I feel sorry for those Pakistani cricketers who may face life-time bans. Nobody wants to see genuine talent removed from any sport. They must however have known that sooner or later their careers would be put on the line. The News of the World, which I presume Mr Butt considers part of the Western conspiracy against his country, may have done the sport a favour in the long run. However, the sport today has suffered the distrust of the paying public and wherever Pakistan plays, there will be that question mark hanging over their performance.
THE ECCB has given the Pakistani team a second home. Because of the troubles this poor benighted country is currently suffering under, no international cricket team is prepared to risk their players lives to the terrorists who currently infest Pakistan’s civil society. So the ECCB has offered our county grounds to the Pakistani Cricket Board in order that they can play home Test matches here in the UK.
On top of which our government has just announced that it is giving a further £70 million toward the rebuilding of Pakistan’s agricultural base following the floods that have caused such misery. This, at a time when great controversy surrounds the Coalition’s spending cuts, should not be treated lightly.
The sad fact is, is that Pakistan is riddled with corruption and the ordinary people know this. It is not a racist and bigoted claim but a statement of the obvious. But the ordinary cricket loving Pakistanis genuinely believed that their cricketing heroes were the one exemption to this stultifying and demeaning practice that so reduces their nation.

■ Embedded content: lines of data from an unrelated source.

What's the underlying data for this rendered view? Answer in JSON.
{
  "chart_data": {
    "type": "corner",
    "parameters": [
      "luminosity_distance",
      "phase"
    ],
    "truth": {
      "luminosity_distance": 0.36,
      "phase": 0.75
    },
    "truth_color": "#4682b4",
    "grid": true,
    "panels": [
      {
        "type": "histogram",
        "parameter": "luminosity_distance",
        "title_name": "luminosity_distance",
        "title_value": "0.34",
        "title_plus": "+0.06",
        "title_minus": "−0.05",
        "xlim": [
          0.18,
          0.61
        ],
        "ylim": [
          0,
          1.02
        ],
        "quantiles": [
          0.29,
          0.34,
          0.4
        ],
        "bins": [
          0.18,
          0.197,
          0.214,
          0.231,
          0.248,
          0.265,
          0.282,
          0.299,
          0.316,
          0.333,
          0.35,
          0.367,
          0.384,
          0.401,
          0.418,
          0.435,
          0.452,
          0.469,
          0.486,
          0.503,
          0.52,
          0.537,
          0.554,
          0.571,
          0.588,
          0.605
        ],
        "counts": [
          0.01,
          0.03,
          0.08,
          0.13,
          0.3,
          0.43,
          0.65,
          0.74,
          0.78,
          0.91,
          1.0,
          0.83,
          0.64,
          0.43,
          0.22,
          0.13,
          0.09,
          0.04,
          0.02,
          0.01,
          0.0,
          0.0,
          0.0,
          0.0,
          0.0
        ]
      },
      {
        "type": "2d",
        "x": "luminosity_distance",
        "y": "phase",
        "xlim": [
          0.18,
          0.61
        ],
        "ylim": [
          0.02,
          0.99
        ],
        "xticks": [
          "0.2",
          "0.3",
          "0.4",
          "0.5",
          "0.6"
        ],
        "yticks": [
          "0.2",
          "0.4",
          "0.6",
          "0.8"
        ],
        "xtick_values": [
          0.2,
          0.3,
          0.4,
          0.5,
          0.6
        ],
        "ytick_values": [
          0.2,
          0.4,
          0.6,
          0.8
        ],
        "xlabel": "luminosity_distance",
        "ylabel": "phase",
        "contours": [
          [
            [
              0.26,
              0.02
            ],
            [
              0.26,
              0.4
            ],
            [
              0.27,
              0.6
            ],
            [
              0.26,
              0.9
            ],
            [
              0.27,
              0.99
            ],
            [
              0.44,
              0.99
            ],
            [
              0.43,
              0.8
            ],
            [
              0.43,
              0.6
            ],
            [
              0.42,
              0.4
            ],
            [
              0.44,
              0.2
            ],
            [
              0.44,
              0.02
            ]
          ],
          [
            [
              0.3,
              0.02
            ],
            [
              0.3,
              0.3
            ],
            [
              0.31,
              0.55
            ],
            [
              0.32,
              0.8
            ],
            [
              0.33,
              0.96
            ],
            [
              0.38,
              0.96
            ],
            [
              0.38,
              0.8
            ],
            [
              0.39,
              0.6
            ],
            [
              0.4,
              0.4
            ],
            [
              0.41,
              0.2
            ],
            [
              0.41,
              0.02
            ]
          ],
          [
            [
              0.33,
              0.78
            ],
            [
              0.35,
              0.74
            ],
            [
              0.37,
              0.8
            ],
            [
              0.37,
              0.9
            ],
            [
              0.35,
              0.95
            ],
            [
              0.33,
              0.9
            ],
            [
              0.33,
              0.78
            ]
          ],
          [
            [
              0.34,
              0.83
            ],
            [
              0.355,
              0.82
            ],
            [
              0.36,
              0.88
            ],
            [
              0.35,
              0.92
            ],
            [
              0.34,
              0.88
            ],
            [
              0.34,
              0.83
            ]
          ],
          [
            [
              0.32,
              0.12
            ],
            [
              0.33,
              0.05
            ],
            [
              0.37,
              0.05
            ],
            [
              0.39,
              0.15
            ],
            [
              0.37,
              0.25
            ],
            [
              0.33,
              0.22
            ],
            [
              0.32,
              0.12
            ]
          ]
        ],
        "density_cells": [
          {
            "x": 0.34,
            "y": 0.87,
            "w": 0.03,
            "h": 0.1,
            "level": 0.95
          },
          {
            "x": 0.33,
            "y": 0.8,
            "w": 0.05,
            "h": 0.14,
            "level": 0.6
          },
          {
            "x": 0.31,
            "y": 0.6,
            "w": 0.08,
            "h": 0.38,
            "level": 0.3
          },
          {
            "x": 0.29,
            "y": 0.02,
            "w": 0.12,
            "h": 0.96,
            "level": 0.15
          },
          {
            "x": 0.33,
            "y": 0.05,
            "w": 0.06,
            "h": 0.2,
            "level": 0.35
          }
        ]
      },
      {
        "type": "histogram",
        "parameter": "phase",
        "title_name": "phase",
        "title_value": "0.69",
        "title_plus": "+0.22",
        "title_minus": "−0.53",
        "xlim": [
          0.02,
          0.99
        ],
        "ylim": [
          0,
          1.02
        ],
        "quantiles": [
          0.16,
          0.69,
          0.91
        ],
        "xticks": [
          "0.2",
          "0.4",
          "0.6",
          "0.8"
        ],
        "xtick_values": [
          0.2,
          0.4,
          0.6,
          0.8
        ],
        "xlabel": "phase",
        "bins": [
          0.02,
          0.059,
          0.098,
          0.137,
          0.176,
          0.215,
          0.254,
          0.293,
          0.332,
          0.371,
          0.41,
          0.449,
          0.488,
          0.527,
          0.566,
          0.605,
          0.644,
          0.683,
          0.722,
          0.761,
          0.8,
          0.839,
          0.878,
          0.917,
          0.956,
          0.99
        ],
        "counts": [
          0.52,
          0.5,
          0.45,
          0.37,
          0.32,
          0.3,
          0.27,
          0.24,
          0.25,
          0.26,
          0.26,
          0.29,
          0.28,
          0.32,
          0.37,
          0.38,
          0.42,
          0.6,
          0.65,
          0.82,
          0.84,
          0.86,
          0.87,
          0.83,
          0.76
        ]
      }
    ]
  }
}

Is it any wonder that the personnel contributions made to the flood appeal failed to match those of previous disasters in other parts of the world. If the Pakistani political class care so very little for their people’s welfare, then why should the rest of the world?
Pakistan has received billions of dollars in overseas aid since their independence, but very little has gone on the building of any infrastructure worth its name. Millions upon millions of such aid has been milked off by the political classes to the detriment of their people.
ALL THE PAKISTANI CRICKETERS have done is to join the club of corruption that strangles Pakistani society. Ijaz Butt is like a cornered tiger lashing out in fear at those he sees as his persecutors. But he had better give concrete evidence of his charges against English cricketers. The ‘conspiratorial’ Western media can look after themselves, but his charges against the English team had better be solid.
My view is that this exhibitor of such cowardly traits should face the music from the Pakistani people and, if necessary hand in his notice. I bet his salary is far larger than that of the ordinary Pakistani cricketer: and he no doubt, like the rest of Pakistan’s elite, he has looked after himself financially and will not suffer the indignity that many Pakistani citizens are forced to do daily.
If world cricket is to relieve itself of the distrust of the public that athletics has managed to do, then the ICCB must act ruthlessly in the interests of the game in order to preserve its future. Unless they do this, then it will have no future and the young will turn to other sports.
Cricket exemplifies all human characteristics, but corruption is one it can do without. The characteristics the sport, from its very foundation, hoped to exemplify were those associated with commendable behaviour; the first of which was honesty.